The chips' bag says they are “flavoured with Worcestershire sauce and chilli," ingredients found in the non-alcoholic version of the Bloody Mary cocktail, which is the inspiration for the chips' name.
Catholic group Protect the Pope led a campaign against the chips, which it claimed were offensive because its name could be interpreted as evoking Mary, the mother of Jesus Christ according to Christianity.
Clive Schlee, chief executive of Pret A Manger, decided to remove the chips from shelves after initially defending them. Pret spokesman Keith Beech explained the decision to The Daily Mail:
"The decision was made Friday morning as it became clear the crisps weren't popular... They were launched last week, so it was within a week of launch."

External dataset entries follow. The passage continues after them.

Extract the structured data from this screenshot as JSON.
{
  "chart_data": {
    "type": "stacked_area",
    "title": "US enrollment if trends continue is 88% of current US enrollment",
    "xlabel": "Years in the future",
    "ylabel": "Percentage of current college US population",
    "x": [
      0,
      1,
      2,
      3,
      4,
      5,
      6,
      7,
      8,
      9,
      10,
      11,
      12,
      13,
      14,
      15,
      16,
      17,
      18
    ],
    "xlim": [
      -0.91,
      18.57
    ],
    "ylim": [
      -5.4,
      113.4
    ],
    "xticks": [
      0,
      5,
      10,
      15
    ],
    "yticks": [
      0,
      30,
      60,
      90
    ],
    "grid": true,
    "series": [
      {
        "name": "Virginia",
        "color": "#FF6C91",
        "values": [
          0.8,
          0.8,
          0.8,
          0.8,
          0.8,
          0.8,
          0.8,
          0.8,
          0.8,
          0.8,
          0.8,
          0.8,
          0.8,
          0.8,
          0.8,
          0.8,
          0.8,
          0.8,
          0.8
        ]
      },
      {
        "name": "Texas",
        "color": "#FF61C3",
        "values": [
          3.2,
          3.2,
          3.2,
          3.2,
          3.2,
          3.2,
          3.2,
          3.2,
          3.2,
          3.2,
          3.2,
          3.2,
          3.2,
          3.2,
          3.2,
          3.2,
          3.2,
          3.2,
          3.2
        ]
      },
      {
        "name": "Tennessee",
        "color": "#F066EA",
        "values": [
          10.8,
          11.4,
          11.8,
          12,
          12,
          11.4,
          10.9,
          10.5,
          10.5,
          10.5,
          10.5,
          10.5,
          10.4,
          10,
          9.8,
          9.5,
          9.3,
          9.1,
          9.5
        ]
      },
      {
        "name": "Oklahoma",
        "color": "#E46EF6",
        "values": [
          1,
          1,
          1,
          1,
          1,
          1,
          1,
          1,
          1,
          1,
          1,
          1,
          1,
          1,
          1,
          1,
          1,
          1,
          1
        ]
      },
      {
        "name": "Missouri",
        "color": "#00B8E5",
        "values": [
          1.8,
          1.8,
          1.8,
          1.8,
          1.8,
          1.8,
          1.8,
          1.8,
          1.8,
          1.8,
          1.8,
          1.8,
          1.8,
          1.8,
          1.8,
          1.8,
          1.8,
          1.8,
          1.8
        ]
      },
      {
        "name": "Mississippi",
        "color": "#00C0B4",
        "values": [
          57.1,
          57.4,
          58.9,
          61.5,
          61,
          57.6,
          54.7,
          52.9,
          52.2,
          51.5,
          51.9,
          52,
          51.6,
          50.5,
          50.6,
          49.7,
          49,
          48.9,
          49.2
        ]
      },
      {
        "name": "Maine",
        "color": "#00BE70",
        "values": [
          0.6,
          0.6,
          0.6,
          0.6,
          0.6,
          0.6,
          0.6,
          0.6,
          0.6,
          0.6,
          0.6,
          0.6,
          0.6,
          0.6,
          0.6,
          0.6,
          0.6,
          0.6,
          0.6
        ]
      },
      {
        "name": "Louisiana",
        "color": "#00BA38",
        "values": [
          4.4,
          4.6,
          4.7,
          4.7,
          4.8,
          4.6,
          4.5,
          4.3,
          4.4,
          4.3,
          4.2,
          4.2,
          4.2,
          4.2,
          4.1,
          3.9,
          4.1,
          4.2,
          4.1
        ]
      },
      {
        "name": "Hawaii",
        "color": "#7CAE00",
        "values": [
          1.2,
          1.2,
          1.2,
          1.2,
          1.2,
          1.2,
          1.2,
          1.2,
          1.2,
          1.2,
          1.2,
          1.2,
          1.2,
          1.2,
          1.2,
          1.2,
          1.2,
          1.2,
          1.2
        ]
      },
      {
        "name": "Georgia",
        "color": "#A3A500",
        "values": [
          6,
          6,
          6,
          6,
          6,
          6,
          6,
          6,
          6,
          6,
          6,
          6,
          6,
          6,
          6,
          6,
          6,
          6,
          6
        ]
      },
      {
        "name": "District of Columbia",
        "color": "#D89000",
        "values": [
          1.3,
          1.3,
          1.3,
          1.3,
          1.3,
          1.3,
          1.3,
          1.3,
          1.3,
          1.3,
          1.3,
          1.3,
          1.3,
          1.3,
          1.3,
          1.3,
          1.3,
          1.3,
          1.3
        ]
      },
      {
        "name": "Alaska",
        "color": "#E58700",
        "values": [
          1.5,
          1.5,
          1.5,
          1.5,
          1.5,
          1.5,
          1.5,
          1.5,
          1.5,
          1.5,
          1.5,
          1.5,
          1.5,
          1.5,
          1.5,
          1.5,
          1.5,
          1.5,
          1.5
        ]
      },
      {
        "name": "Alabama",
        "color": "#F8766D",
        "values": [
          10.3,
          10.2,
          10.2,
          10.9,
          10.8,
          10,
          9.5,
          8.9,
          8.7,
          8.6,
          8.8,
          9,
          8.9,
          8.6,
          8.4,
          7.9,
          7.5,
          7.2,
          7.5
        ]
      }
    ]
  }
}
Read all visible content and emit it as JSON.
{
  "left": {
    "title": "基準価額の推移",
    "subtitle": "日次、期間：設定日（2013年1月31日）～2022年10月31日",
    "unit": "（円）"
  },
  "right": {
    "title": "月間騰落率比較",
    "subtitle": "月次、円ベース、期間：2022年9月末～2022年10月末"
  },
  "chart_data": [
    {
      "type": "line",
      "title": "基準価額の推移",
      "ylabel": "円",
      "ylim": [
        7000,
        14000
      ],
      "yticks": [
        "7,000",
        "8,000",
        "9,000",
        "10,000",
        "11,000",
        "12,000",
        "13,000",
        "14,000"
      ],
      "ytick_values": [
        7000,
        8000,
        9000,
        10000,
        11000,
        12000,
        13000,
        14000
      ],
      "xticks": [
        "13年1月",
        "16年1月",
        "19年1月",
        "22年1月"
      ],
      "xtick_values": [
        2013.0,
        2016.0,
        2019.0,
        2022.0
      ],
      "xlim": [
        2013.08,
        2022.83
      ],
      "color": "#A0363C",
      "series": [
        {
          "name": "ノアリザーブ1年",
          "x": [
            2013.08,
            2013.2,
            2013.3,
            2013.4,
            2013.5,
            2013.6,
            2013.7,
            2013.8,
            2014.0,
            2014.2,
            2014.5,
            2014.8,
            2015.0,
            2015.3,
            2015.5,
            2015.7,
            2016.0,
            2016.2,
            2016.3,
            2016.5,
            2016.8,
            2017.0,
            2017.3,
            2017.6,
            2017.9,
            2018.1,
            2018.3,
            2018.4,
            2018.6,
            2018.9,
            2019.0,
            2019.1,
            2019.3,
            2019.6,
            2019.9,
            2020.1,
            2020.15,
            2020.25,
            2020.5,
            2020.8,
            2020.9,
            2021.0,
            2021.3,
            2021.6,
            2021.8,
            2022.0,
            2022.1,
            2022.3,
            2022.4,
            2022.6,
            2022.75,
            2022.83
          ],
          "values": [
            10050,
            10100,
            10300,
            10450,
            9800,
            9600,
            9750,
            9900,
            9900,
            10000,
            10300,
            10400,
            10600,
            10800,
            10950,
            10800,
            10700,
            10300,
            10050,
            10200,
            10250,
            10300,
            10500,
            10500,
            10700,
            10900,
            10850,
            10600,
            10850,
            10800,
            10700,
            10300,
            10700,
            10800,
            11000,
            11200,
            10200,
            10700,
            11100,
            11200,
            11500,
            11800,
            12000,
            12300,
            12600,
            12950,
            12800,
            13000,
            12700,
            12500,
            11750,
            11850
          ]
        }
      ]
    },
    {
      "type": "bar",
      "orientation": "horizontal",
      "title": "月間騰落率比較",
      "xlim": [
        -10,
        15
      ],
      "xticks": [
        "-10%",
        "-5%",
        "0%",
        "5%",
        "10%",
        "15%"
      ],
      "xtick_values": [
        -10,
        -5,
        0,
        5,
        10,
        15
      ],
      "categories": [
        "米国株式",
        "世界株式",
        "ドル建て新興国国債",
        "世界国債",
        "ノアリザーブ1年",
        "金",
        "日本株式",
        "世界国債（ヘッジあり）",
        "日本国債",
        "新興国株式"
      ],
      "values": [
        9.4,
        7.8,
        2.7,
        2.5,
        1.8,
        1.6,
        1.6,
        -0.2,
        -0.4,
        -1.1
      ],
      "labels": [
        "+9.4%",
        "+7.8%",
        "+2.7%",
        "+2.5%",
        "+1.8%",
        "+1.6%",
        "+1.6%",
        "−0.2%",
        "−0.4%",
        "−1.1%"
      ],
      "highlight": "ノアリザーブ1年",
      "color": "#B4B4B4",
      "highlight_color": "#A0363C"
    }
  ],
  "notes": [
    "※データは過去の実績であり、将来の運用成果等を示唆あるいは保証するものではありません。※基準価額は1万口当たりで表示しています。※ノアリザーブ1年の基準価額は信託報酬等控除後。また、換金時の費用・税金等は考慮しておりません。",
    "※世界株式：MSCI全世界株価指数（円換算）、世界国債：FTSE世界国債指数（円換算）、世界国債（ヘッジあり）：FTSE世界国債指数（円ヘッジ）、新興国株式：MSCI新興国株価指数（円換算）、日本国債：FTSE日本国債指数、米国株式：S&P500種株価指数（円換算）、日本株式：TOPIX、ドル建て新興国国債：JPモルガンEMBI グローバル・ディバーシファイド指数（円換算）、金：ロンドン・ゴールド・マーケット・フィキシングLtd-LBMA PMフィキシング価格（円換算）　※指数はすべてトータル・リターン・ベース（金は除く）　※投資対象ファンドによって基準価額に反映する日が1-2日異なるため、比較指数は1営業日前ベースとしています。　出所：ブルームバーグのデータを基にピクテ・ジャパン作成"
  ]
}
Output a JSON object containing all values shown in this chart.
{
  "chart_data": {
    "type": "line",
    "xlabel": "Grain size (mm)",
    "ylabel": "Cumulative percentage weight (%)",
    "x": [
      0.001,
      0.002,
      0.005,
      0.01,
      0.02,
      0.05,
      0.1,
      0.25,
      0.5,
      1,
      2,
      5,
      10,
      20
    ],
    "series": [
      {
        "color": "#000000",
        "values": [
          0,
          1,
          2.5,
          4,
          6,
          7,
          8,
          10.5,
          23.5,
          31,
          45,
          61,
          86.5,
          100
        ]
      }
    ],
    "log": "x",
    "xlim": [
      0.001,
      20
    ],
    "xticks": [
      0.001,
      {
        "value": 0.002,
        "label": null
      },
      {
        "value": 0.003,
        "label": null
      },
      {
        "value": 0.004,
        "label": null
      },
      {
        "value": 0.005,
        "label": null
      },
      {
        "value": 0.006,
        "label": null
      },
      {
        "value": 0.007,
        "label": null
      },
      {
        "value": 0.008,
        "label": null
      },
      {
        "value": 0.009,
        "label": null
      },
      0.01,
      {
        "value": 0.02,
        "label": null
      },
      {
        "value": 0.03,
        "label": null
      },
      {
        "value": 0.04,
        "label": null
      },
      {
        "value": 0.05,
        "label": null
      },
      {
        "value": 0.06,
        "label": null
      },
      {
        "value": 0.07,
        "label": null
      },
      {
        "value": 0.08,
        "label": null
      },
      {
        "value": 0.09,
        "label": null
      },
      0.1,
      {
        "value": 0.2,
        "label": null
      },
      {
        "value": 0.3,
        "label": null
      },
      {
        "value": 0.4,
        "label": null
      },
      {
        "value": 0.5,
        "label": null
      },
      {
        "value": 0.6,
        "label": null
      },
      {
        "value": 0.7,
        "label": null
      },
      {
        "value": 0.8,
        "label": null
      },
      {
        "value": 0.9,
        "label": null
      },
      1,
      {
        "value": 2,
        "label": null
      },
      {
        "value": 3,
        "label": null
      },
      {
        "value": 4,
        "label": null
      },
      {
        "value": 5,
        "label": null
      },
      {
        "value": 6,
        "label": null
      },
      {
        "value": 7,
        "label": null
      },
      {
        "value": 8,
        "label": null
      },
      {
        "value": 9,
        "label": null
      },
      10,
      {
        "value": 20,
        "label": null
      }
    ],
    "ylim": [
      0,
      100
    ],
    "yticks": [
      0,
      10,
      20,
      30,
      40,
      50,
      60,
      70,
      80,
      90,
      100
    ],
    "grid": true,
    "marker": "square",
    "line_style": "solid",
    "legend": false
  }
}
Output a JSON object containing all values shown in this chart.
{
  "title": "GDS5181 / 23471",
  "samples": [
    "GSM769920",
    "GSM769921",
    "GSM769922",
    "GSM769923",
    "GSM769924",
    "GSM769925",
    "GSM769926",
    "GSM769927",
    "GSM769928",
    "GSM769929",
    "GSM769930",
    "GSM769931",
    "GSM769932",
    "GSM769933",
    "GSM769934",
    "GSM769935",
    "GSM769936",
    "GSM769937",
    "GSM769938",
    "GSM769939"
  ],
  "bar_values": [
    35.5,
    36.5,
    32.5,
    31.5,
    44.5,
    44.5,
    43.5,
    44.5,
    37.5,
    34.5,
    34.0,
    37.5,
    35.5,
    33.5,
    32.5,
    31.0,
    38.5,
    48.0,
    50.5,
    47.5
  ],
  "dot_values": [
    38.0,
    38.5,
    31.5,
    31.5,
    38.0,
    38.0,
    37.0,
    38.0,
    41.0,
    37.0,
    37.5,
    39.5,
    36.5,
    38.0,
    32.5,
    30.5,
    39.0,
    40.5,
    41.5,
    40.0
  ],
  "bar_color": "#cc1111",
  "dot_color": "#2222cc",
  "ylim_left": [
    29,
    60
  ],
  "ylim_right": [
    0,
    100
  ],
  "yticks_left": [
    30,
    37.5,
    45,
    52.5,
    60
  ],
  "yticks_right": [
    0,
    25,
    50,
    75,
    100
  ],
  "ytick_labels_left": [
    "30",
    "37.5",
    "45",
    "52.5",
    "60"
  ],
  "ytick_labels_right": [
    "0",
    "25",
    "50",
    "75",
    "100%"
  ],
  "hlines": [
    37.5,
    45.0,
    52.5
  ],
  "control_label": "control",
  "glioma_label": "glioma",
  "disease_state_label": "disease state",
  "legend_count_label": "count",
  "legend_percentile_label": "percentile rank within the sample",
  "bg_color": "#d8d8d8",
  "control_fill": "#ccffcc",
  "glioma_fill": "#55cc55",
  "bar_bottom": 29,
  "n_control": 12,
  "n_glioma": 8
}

Beech added that the launch was limited to London. According to the BBC, an unidentified company spokesman revealed that though complaints had been few, the "strength of feeling" in them led Schlee to pull the chips.
Protect the Pope issued a statement on its website thanking Pret A Manger for the quick response:
“Clive Schlee and Pret A Manger deserve our unreserved thanks for listening to our concerns as Catholics and for acting so quickly to remove the brand of crisps. ... One of the things we need to go away and think about is what this incident tells us about how we defend our faith in the future. We’ve been passive for too long in the face of mockery of our faith and discrimination against us as Catholics.”
The pulled bags will be donated to homeless shelters.